DÉSIR ET PLAISIR

OU

MIEUX VAUT UNE TÊTE BIEN FAITE…

 

 Je vais d’abord préciser quelque peu l’origine du désir, puis nous verrons quelques exemples cliniques qui nous montreront l’importance de désir, du plaisir et de la prise en compte du sujet

Le désir se distingue du besoin : besoin de nourriture, de téter au départ pour l’enfant. La mère va interpréter les cris de l’enfant comme une demande, c’est à dire un appel signifiant à la satisfaction.
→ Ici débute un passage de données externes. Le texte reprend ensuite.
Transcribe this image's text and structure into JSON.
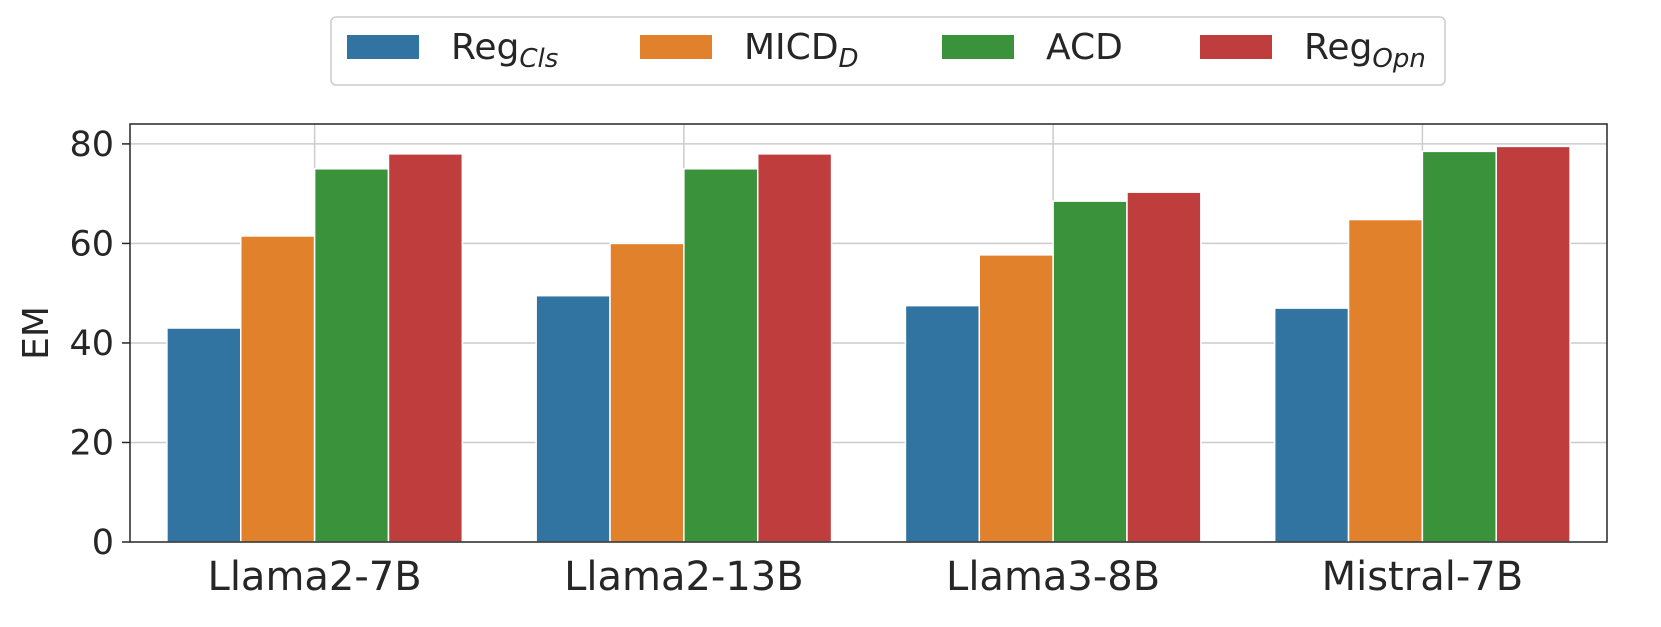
{
  "chart_data": {
    "type": "bar",
    "title": "",
    "xlabel": "",
    "ylabel": "EM",
    "ylim": [
      0,
      84
    ],
    "yticks": [
      0,
      20,
      40,
      60,
      80
    ],
    "grid": true,
    "legend_position": "top-center",
    "categories": [
      "Llama2-7B",
      "Llama2-13B",
      "Llama3-8B",
      "Mistral-7B"
    ],
    "series": [
      {
        "name": "Reg",
        "subscript": "Cls",
        "color": "#3274a1",
        "values": [
          43.0,
          49.5,
          47.5,
          47.0
        ]
      },
      {
        "name": "MICD",
        "subscript": "D",
        "color": "#e1812c",
        "values": [
          61.5,
          60.0,
          57.7,
          64.8
        ]
      },
      {
        "name": "ACD",
        "subscript": "",
        "color": "#3a923a",
        "values": [
          75.0,
          75.0,
          68.5,
          78.5
        ]
      },
      {
        "name": "Reg",
        "subscript": "Opn",
        "color": "#c03d3e",
        "values": [
          78.0,
          78.0,
          70.3,
          79.5
        ]
      }
    ]
  }
}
Si la mère répond, c’est qu’elle suppose que, au-delà du cri, il y a la demande de son enfant. En supposant cette demande elle implique l’enfant dans le champ du langage et de la parole.

Lorsque la mère ne répond pas de suite, dans l’immédiateté, il y a frustration pour l’enfant : la mère laisse place au manque dans la satisfaction de la demande. Le désir advient alors au-delà de la demande comme manque d’un objet. L’enfant se constitue alors comme Sujet désirant. L’enfant accède au désir en isolant la cause de sa satisfaction qui est l’objet cause de désir : le mamelon de sa mère, et il ne le fait que s’il est frustré. Ensuite l’enfant va se représenter sur un mode imaginaire cet objet supposé perdu.

Nous allons voir quelques exemples qui illustrent la prise en compte unique de la physiologie dans les troubles sexuels, puis nous en tirerons quelques réflexions sur le désir et le plaisir.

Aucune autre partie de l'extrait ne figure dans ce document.